Kendala lainnya, mengubah pola pembelajaran dari konvensional menjadi jarak jauh. Pemerintah telah membuat panduan proses pembelajaran daring (Spada), pembuatan lebih dari 1.500 modul kuliah yang bisa diakses secara gratis, membangun akses jaringan kolaborasi pembelajaran dan penelitian berbasis daring melalui jaringan Indonesia Research Education Network (IdREN), hingga beasiswa sebesar Rp 7,5 juta per semester bagi mereka yang mengikuti pendidikan jarak jauh.
”Program (beasiswa) ini berlangsung pada 2015 hingga 2019, yang mendaftar 10.000 orang, tetapi yang lulus hanya sekitar 1.000 orang. Belajar mandiri belum menjadi budaya,” kata Paristiyanti Nurwardani, Sekretaris Direktorat Pendidikan Tinggi Kementerian Pendidikan dan Kebudayaan, Minggu (22/3/2020). Motivasi dan kemandirian belajar peserta didik memang sangat menentukan keberhasilan pendidikan jarak jauh.
Tantangan
Saat ini, siap tidak siap, semua lembaga pendidikan tinggi harus menyelenggarakan pendidikan jarak jauh untuk semua mahasiswanya selama masa pembatasan sosial. Ketidaksiapan konten, teknologi, bahkan infrastruktur jaringan, seperti dialami Aliman, menjadi tantangan.

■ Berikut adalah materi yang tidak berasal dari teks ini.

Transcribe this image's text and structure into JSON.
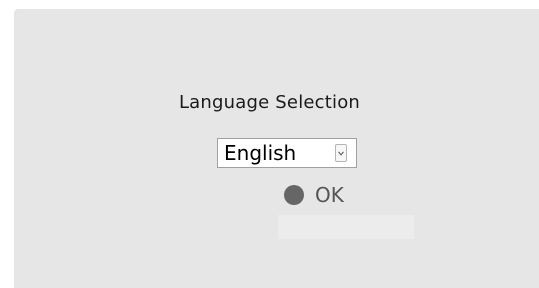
{
  "dialog": {
    "title": "Language Selection",
    "language_select": {
      "selected": "English"
    },
    "ok_button": {
      "label": "OK"
    }
  },
  "colors": {
    "panel_background": "#e6e6e6",
    "ok_dot": "#666666",
    "text": "#1a1a1a"
  }
}
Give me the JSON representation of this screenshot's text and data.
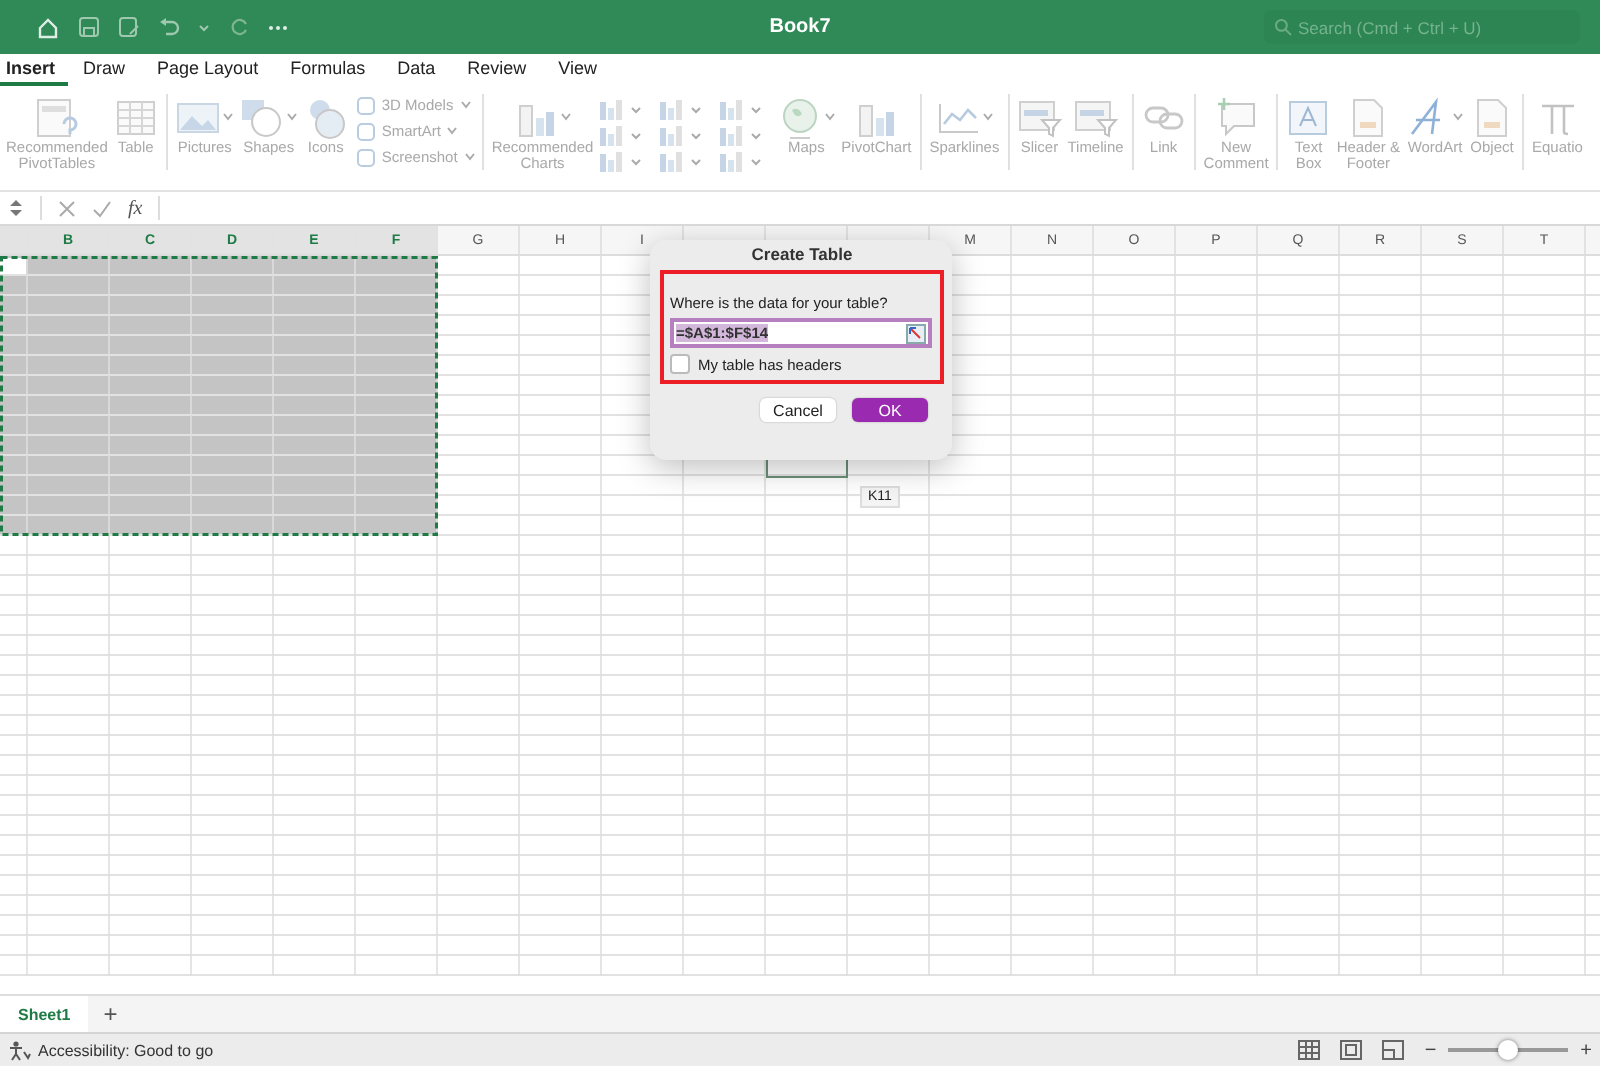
{
  "window": {
    "title": "Book7",
    "search": {
      "placeholder": "Search (Cmd + Ctrl + U)"
    }
  },
  "tabs": [
    {
      "label": "Insert",
      "selected": true
    },
    {
      "label": "Draw",
      "selected": false
    },
    {
      "label": "Page Layout",
      "selected": false
    },
    {
      "label": "Formulas",
      "selected": false
    },
    {
      "label": "Data",
      "selected": false
    },
    {
      "label": "Review",
      "selected": false
    },
    {
      "label": "View",
      "selected": false
    }
  ],
  "ribbon": {
    "disabled": true,
    "groups": [
      {
        "items": [
          {
            "kind": "large",
            "label": "Recommended\nPivotTables",
            "caret": false
          },
          {
            "kind": "large",
            "label": "Table",
            "caret": false
          }
        ]
      },
      {
        "items": [
          {
            "kind": "large",
            "label": "Pictures",
            "caret": true
          },
          {
            "kind": "large",
            "label": "Shapes",
            "caret": true
          },
          {
            "kind": "large",
            "label": "Icons",
            "caret": false
          },
          {
            "kind": "stack",
            "children": [
              {
                "label": "3D Models",
                "caret": true
              },
              {
                "label": "SmartArt",
                "caret": true
              },
              {
                "label": "Screenshot",
                "caret": true
              }
            ]
          }
        ]
      },
      {
        "items": [
          {
            "kind": "large",
            "label": "Recommended\nCharts",
            "caret": true
          },
          {
            "kind": "chart-grid"
          },
          {
            "kind": "large",
            "label": "Maps",
            "caret": true
          },
          {
            "kind": "large",
            "label": "PivotChart",
            "caret": false
          }
        ]
      },
      {
        "items": [
          {
            "kind": "large",
            "label": "Sparklines",
            "caret": true
          }
        ]
      },
      {
        "items": [
          {
            "kind": "large",
            "label": "Slicer",
            "caret": false
          },
          {
            "kind": "large",
            "label": "Timeline",
            "caret": false
          }
        ]
      },
      {
        "items": [
          {
            "kind": "large",
            "label": "Link",
            "caret": false
          }
        ]
      },
      {
        "items": [
          {
            "kind": "large",
            "label": "New\nComment",
            "caret": false
          }
        ]
      },
      {
        "items": [
          {
            "kind": "large",
            "label": "Text\nBox",
            "caret": false
          },
          {
            "kind": "large",
            "label": "Header &\nFooter",
            "caret": false
          },
          {
            "kind": "large",
            "label": "WordArt",
            "caret": true
          },
          {
            "kind": "large",
            "label": "Object",
            "caret": false
          }
        ]
      },
      {
        "items": [
          {
            "kind": "large",
            "label": "Equatio",
            "caret": false
          }
        ]
      }
    ]
  },
  "formula_bar": {
    "fx": "fx"
  },
  "grid": {
    "columns": [
      {
        "active": true,
        "selected": true
      },
      {
        "label": "B",
        "selected": true
      },
      {
        "label": "C",
        "selected": true
      },
      {
        "label": "D",
        "selected": true
      },
      {
        "label": "E",
        "selected": true
      },
      {
        "label": "F",
        "selected": true
      },
      {
        "label": "G",
        "selected": false
      },
      {
        "label": "H",
        "selected": false
      },
      {
        "label": "I",
        "selected": false
      },
      {},
      {
        "current": true
      },
      {},
      {
        "label": "M",
        "selected": false
      },
      {
        "label": "N",
        "selected": false
      },
      {
        "label": "O",
        "selected": false
      },
      {
        "label": "P",
        "selected": false
      },
      {
        "label": "Q",
        "selected": false
      },
      {
        "label": "R",
        "selected": false
      },
      {
        "label": "S",
        "selected": false
      },
      {
        "label": "T",
        "selected": false
      },
      {}
    ],
    "rows": [
      {
        "selected": true,
        "active": true
      },
      {
        "selected": true
      },
      {
        "selected": true
      },
      {
        "selected": true
      },
      {
        "selected": true
      },
      {
        "selected": true
      },
      {
        "selected": true
      },
      {
        "selected": true
      },
      {
        "selected": true
      },
      {
        "selected": true
      },
      {
        "selected": true,
        "current": true
      },
      {
        "selected": true
      },
      {
        "selected": true
      },
      {
        "selected": true
      },
      {
        "selected": false
      },
      {
        "selected": false
      },
      {
        "selected": false
      },
      {
        "selected": false
      },
      {
        "selected": false
      },
      {
        "selected": false
      },
      {
        "selected": false
      },
      {
        "selected": false
      },
      {
        "selected": false
      },
      {
        "selected": false
      },
      {
        "selected": false
      },
      {
        "selected": false
      },
      {
        "selected": false
      },
      {
        "selected": false
      },
      {
        "selected": false
      },
      {
        "selected": false
      },
      {
        "selected": false
      },
      {
        "selected": false
      },
      {
        "selected": false
      },
      {
        "selected": false
      },
      {
        "selected": false
      },
      {
        "selected": false
      }
    ],
    "cell_tip": "K11"
  },
  "dialog": {
    "title": "Create Table",
    "prompt": "Where is the data for your table?",
    "range": "=$A$1:$F$14",
    "headers_checkbox": {
      "label": "My table has headers",
      "checked": false
    },
    "buttons": [
      {
        "label": "Cancel",
        "kind": "secondary"
      },
      {
        "label": "OK",
        "kind": "primary"
      }
    ]
  },
  "sheets": [
    {
      "label": "Sheet1",
      "selected": true
    }
  ],
  "add_sheet": "+",
  "status_bar": {
    "text": "Accessibility: Good to go",
    "zoom_out": "−",
    "zoom_in": "+",
    "zoom": {
      "level": 0.5
    }
  }
}
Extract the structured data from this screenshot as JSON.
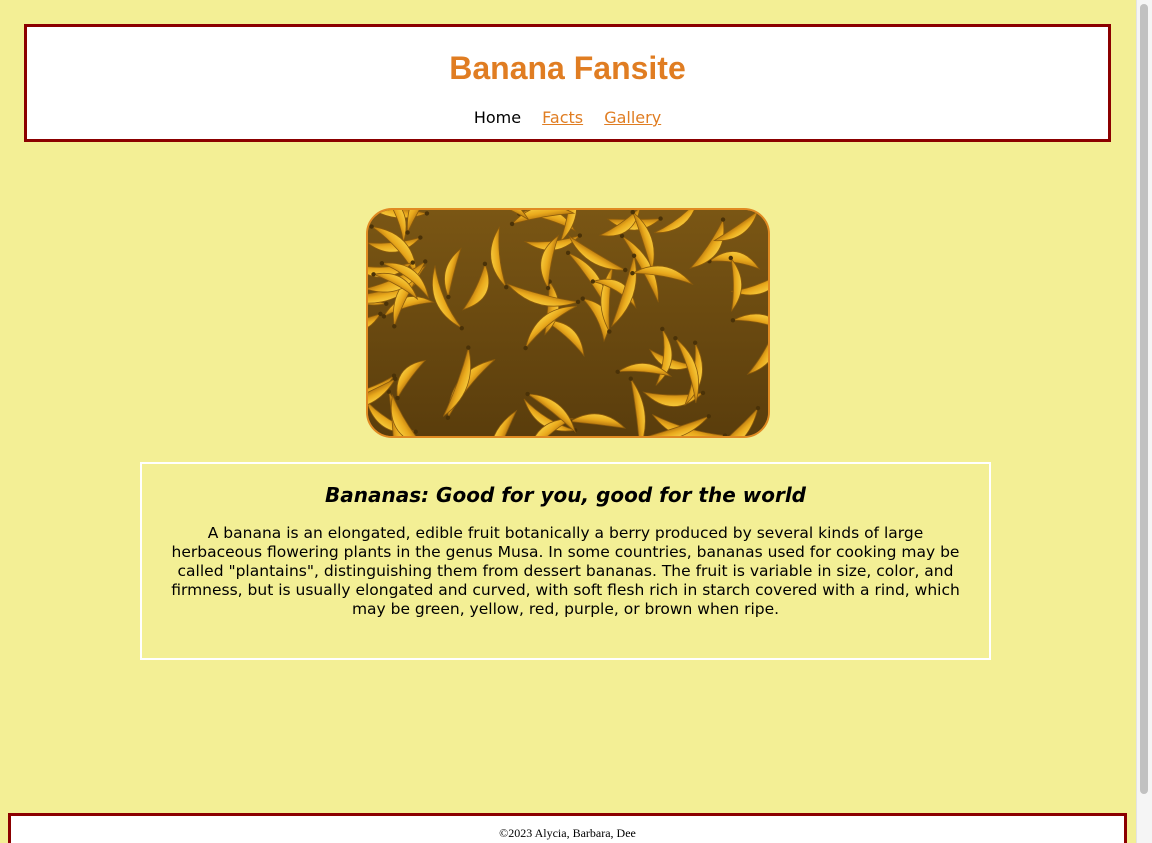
{
  "header": {
    "title": "Banana Fansite",
    "nav": [
      {
        "label": "Home",
        "current": true
      },
      {
        "label": "Facts",
        "current": false
      },
      {
        "label": "Gallery",
        "current": false
      }
    ]
  },
  "hero": {
    "image": "bananas-photo"
  },
  "article": {
    "heading": "Bananas: Good for you, good for the world",
    "body": "A banana is an elongated, edible fruit botanically a berry produced by several kinds of large herbaceous flowering plants in the genus Musa. In some countries, bananas used for cooking may be called \"plantains\", distinguishing them from dessert bananas. The fruit is variable in size, color, and firmness, but is usually elongated and curved, with soft flesh rich in starch covered with a rind, which may be green, yellow, red, purple, or brown when ripe."
  },
  "footer": {
    "text": "©2023 Alycia, Barbara, Dee"
  },
  "colors": {
    "page_background": "#f3ef95",
    "accent": "#e07d22",
    "border": "#8b0000"
  }
}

Sebagaimana dikatakan Kepala Pusat Inovasi dan Kajian Akademik Universitas Gadjah Mada (UGM) Yogyakarta Hatma Suryatmojo, kondisi saat ini menjadi momentum sekaligus tantangan dalam menerapkan kuliah daring.
”Kami menyosialisasikan kuliah daring dengan model learning management system sejak 2017, tetapi dengan situasi sekarang justru menjadi tantangan bagi kami bagaimana dosen dan mahasiswa harus terlibat semua,” kata Hatma yang dikutip dari laman UGM, Kamis.
Di UGM, misalnya, meski telah memiliki sistem pendidikan jarak jauh, tetap saja ada kendala di awal pelaksanaan karena harus beradaptasi dengan sistem serta koneksi. Demikian pula di Universitas Indonesia, perlu penyesuaian juga dalam penggunaan sistem pembelajaran daring.
”Mungkin karena diakses secara bersamaan, jadi beban server (peladen) menjadi terlalu besar. Namun saya rasa ke depan akan menjadi semakin baik, segala sesuatu memerlukan pembiasaan,” ujar Sunarso, dosen pengajar mata kuliah pengembangan kepribadian terintegrasi UI, seperti dikutip di laman UI, Rabu (18/3/2020).
Kemendikbud menargetkan pengembangan pendidikan jarak jauh lebih masif tahun ini. Selain terus meningkatkan kapasitas dosen, Kemendikbud juga sedang mengupayakan insentif untuk dosen inovatif untuk mendorong pembelajaran daring. ”Kami akan membuat modelling dulu tahun ini, kalau hasilnya bagus, insentif bagi dosen akan dilakukan,” kata Paristiyanti.
Tak kalah penting, untuk mengakselerasi pendidikan jarak jauh, diperlukan dukungan infrastruktur jaringan yang merata di seluruh negeri. Pengguna internet di Indonesia pada 2019, berdasarkan data Asosiasi Penyelenggara Jasa Internet Indonesia, telah mencapai 171,2 juta orang. Meskipun demikian, belum merata, terutama di daerah Indonesia tengah dan timur, seperti dialami Aliman.
Di era Revolusi Industri 4.0 ini, pembelajaran jarak jauh pemang tak terhindarkan lagi. Bukan sekadar mengikuti perkembangan teknologi, tetapi juga untuk memperluas akses pendidikan tinggi. Karakteristik pendidikan jarak jauh yang terbuka dan mandiri membuat siapa pun dapat mengakses pendidikan berkualitas di mana saja. Biaya pendidikannya pun lebih murah hingga 50 persen dibandingkan pendidikan konvensional.
Mohamad Nasir, Menteri Riset, Teknologi, dan Pendidikan Tinggi waktu itu, pernah mengatakan bahwa dengan pendidikan secara konvensional peningkatan APK pendidikan tinggi hanya sekitar 0,5 persen per tahun (Kompas, 8/1/1998). Karena itu, dengan pendidikan jarak jauh, APK pendidikan tinggi yang saat ini masih rendah, yaitu 35,69 persen dapat mencapai 50 persen pada 2024.